Asimismo, citó alertas del Ministerio de Medio Ambiente y Recursos Naturales sobre el deterioro en importantes cuencas hidrográficas, entre ellas Yaque del Norte, Yaque del Sur, Yuna, Ozama y Nizao.
Sánchez Roa señaló que la deforestación ha intensificado la erosión, al exponer los suelos a la lluvia y al viento, provocando la sedimentación de embalses, disminución en la calidad del agua y daños a los ecosistemas costeros y marinos.

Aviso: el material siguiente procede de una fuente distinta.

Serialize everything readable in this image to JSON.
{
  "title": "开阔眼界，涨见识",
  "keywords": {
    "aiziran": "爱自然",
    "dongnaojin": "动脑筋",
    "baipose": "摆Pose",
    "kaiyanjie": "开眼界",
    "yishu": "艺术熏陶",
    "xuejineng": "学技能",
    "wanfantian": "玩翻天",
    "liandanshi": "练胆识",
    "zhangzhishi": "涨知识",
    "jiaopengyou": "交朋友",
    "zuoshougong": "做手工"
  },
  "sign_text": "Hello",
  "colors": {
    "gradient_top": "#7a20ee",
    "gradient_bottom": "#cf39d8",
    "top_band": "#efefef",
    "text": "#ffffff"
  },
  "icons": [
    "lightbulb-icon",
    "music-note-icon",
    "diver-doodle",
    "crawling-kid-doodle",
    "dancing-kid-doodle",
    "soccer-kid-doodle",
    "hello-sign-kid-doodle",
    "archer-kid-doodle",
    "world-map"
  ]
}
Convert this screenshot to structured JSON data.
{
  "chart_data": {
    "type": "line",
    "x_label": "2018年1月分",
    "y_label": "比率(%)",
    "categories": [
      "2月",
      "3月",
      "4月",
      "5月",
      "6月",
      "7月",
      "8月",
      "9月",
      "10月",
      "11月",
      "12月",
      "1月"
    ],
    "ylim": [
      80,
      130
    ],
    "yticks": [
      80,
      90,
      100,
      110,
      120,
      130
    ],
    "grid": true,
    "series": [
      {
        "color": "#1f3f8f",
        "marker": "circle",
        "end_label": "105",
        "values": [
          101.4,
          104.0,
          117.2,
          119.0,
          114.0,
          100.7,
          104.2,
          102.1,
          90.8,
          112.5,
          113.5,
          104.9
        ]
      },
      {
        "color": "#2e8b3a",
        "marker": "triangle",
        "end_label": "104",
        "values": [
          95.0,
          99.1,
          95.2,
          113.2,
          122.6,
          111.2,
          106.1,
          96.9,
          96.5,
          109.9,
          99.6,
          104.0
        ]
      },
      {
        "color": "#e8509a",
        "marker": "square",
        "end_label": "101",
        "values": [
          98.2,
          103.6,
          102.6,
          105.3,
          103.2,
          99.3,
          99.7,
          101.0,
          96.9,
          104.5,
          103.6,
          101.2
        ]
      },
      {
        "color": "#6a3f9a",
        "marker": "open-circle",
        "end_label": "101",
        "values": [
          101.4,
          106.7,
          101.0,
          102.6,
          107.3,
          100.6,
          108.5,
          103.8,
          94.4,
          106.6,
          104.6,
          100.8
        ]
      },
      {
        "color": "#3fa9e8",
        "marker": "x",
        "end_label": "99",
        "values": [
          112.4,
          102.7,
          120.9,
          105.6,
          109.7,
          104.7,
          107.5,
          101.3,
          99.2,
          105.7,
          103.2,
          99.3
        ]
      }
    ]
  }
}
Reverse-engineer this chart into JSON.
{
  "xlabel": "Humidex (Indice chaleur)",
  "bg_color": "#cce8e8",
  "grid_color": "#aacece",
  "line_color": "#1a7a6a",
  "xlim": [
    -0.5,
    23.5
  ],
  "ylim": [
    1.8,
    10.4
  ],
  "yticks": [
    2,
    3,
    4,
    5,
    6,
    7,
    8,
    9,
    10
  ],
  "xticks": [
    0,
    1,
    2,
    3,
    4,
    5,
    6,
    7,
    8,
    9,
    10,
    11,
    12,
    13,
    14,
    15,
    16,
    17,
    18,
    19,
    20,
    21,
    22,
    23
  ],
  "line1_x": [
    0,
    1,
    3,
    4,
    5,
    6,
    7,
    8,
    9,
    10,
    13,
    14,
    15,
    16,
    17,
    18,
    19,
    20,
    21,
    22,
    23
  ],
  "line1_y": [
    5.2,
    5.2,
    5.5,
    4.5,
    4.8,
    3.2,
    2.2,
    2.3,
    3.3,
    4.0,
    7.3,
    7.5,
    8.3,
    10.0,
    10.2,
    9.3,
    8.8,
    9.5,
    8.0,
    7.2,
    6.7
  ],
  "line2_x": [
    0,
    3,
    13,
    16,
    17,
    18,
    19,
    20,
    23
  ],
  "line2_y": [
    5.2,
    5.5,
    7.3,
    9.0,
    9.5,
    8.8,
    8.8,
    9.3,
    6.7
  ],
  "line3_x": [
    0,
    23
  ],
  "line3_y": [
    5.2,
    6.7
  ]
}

Advirtió que, además de la pérdida de superficie cultivable, se registra una reducción en la productividad de los suelos y una preocupante disminución de la biodiversidad, debido a la destrucción de hábitats naturales.
El dirigente político denunció que la tala indiscriminada continúa avanzando sin un control efectivo por parte de las autoridades ambientales, y criticó la falta de políticas sostenidas para promover prácticas agrícolas que protejan el suelo.
En ese sentido, sostuvo que el país no puede avanzar en la expansión de actividades como la minería sin antes garantizar la protección efectiva de los suelos productivos y los recursos naturales.
Sánchez Roa llamó a implementar una política nacional de defensa del suelo, basada en el ordenamiento territorial, la reforestación masiva, incentivos a la agricultura sostenible y un control riguroso de la deforestación.